Keine Frauen bei den Weathermen

Das Musical »The Whole World Is Watching« von und mit Oliver Augst und Raymond Pettibon banalisiert den US-amerikanischen Underground der Sechziger und Siebziger. von doris akrap

Wenn es um harte Themen wie Politik oder Sex geht, bleiben Männer gern unter sich. Die Flötenspielerin soll wieder gehen, »mag sie sich selbst eins vorspielen«, ordnete bereits Eryximachos in Platons »Gastmahl« an, um mit Sokrates allein unter Männern beim Saufen über den Eros zu debattieren.

So ähnlich denkt wohl auch Oliver Augst, der das vorige Woche in Berlin und Frankfurt aufgeführte Musical »The whole world is watching« maßgeblich zu verantworten hat. In diesem Stück werden die politischen und sexuellen Revolutionsvorstellungen des Weather Underground karikiert, der US-amerikanischen Widerstandsgruppe, die während des Vietnam-Kriegs mit spektakulären Bombenanschlä­gen für Aufregung sorgte. Eine ihrer zentralen Figuren war Bernardine Dohrn.

Doch auf der deutschen Bühne ist keine Frau, nur Augst selbst, der Noisemusiker Keiji Haino, Marcel Deamgen, Schorsch Kamerun und Raymond Pettibon. Dohrn ist nur als Gespenst, als körperlose Stimme präsent, in Form von eingespielten Originalaufnahmen oder durch von den Darstellern mit Piepsstimme vorgelesene Textfragmente über Revolution und Bettgeschichten. Dass es gerade Dohrn war, die die streng militärischen Taktiken des Weather Underground in Frage stellte, kommt nicht vor.

Grundlage des Musicals ist Raymond Petti­bons Video »The whole world is watching: Weatherman ’69«, das er zusammen mit Sonic Youth drehte. Immerhin durfte hier noch Kim Gordon die Rolle der Dohrn über­nehmen und Lieder aus dem Songbook der Weathermen vortragen, die zur Melodie von »White Christmas« »I’m dreaming of a white riot« sangen. In dem Video von 1989 wird Pettibons Plattensammlung politisch aufgeräumt. Vinyl, das die »Bewegung« nicht braucht, wird zerbrochen. Während B.B. King gerade noch mal davonkommt, wird James Brown kalt gemacht.

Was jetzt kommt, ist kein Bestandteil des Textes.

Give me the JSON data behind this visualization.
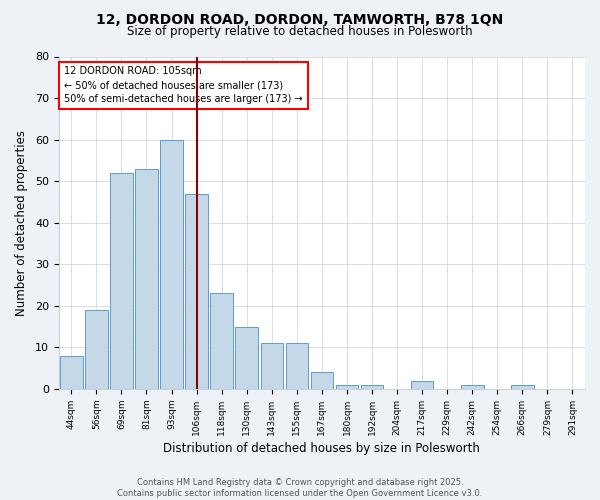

In der Berliner Inszenierung ist es eine Platte der Monkees, die für unbrauchbar gehalten und zerstört wird. Doch wer nach der Show die Vinylsplitter genauer betrachtet, sieht, dass der Regisseur nur Plattenaufnahmen der »Hanni und Nanni«-Geschichten opfert. Purer Fake also.

Fake ist die zentrale Kritik des Regisseurs am bewaffneten Widerstand. Die Sonnenbrillen von Eldridge Cleaver, Muammar al-Gaddafi und Andreas Baader hätten »die Dekade des Fake eingeläutet«. Alles Selbstbetrug.

Es ist selbstverständlich legitim, die Utopien des politischen Widerstands unter dem Aspekt der Spiegelfechterei zu betrachten. Es ist keines­wegs verboten, sich über kleingeistige Vorstellungen linker Revolutionäre lustig zu machen. Es ist allerdings ziemlich billig, die Geschichte der Black Panthers auf Nationalismus und Chau­vinismus zu reduzieren, ohne ein Wort über die staatliche Repression zu verlieren. Es ist natürlich kein Zufall, dass ausgerechnet im 30. Jubiläumsjahr des Deutschen Herbstes ein deutscher Künstler auf die Idee kommt, ein Stück über den Weather Underground zu inszenieren, in dem trotz merkwürdiger Musikeinlagen kein einziger Ton zu hören ist, der aus dem allgemeinen Urteil über die linken Militanten der siebziger Jahre (»alles Verrückte«) herausfällt.

Hervorstechend an diesem Musical ist nur der wunderbar irre Lärm, den Haino mit seiner elektrischen Gitarre, seinem Stück »Yale Wirtschaftsabsolvent der siebten Generation« und seinem rückgekoppelten und geloopten Geschrei produziert. Ob er wirklich Bauchschmerzen hatte und ob die von der Erinnerung an den Weather Underground hervorgerufen wurden, ist schwer zu sagen.

Im großen Finale spielte Schorsch Kamerun gegen E-Gitarre und Apple-Computer auf einer Blockflöte. Man hörte ihn nicht. Er spielte sich selbst eins vor, während die anderen Jungs beim Saufen weiter schlechte Kalauer über Sex und Revolution machten.